FEBUPNVJ — Prestasi mahasiswa tidak semata-mata diukur dari banyaknya kegiatan atau panjangnya daftar pengalaman dalam curriculum vitae (CV), tetapi dari dampak yang dihasilkan bagi diri sendiri dan lingkungan. Pandangan tersebut disampaikan Jodhy Farel Budiman, Wakil Ketua BEM UPN “Veteran” Jakarta, dalam sesi inspiratif PKKMB FEB UPNVJ 2026 di Balai Komando Cijantung, Jakarta Timur pada Kamis (13/8/2026).

Dalam dialog yang dimoderatori Kevin, Jodhy menceritakan pengalamannya membangun prestasi melalui organisasi dan berbagai kegiatan kemahasiswaan. Menurutnya, sejak menjadi mahasiswa baru, mahasiswa perlu memiliki pemahaman bahwa prestasi tidak hanya berkaitan dengan capaian akademik maupun nonakademik.

“Output utama dari prestasi itu adalah impact dan dampaknya, baik untuk diri sendiri maupun masyarakat sekitar,” ujarnya.

Bagi Jodhy, pola pikir tersebut penting agar mahasiswa berani melampaui batas kemampuan yang selama ini mereka bayangkan. Kegiatan organisasi, misalnya, dapat menjadi ruang untuk menguji kemampuan kepemimpinan sekaligus menghasilkan kontribusi yang dapat dirasakan orang lain.

Pengalaman memimpin organisasi juga membuat Jodhy memahami pentingnya memilih anggota berdasarkan potensi kontribusi. Ia menilai seseorang tidak seharusnya dinilai hanya berdasarkan CV atau seberapa aktif dirinya terlihat.

Menurutnya, proses memilih anggota tim perlu dimulai dengan membayangkan output yang ingin dihasilkan, peran yang akan dijalankan, hingga bagaimana hasil tersebut dapat disampaikan. Cara tersebut menjadi dasar untuk membangun sinergi dan kolaborasi yang lebih efektif.

Jodhy juga menekankan pentingnya kemampuan mengelola waktu. Bagi mahasiswa baru yang ingin aktif berorganisasi sekaligus mengejar prestasi, pengaturan waktu menjadi langkah awal yang harus dibangun sejak dini.

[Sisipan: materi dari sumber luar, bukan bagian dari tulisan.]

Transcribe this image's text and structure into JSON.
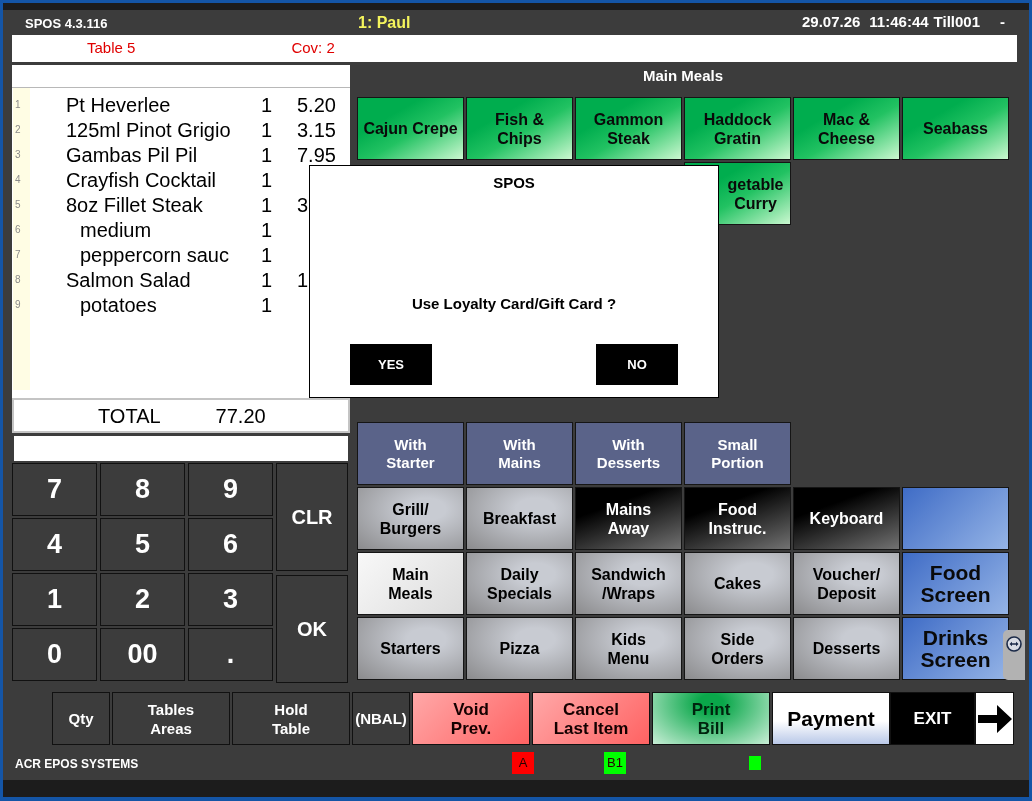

Dalam perjalanan organisasi, ia mengakui pernah mengalami titik jenuh, tekanan, hingga kegagalan. Namun, Jodhy memilih mengubah cara pandang terhadap kegagalan. Menurutnya, ambisi tetap diperlukan, tetapi tidak seharusnya hanya diarahkan pada hasil berupa materi atau benda.

“Apapun hasilnya, setidaknya harus memberikan manfaat untuk diri sendiri dan menjadi bahan evaluasi,” katanya.

Ia mencontohkan pengalaman ketika pernah mengalami kegagalan dalam sebuah proses pencalonan. Meski hasilnya tidak sesuai harapan, pengalaman tersebut justru membuka kesempatan untuk menghasilkan dampak yang lebih luas hingga ke berbagai daerah, termasuk Kalimantan dan Papua.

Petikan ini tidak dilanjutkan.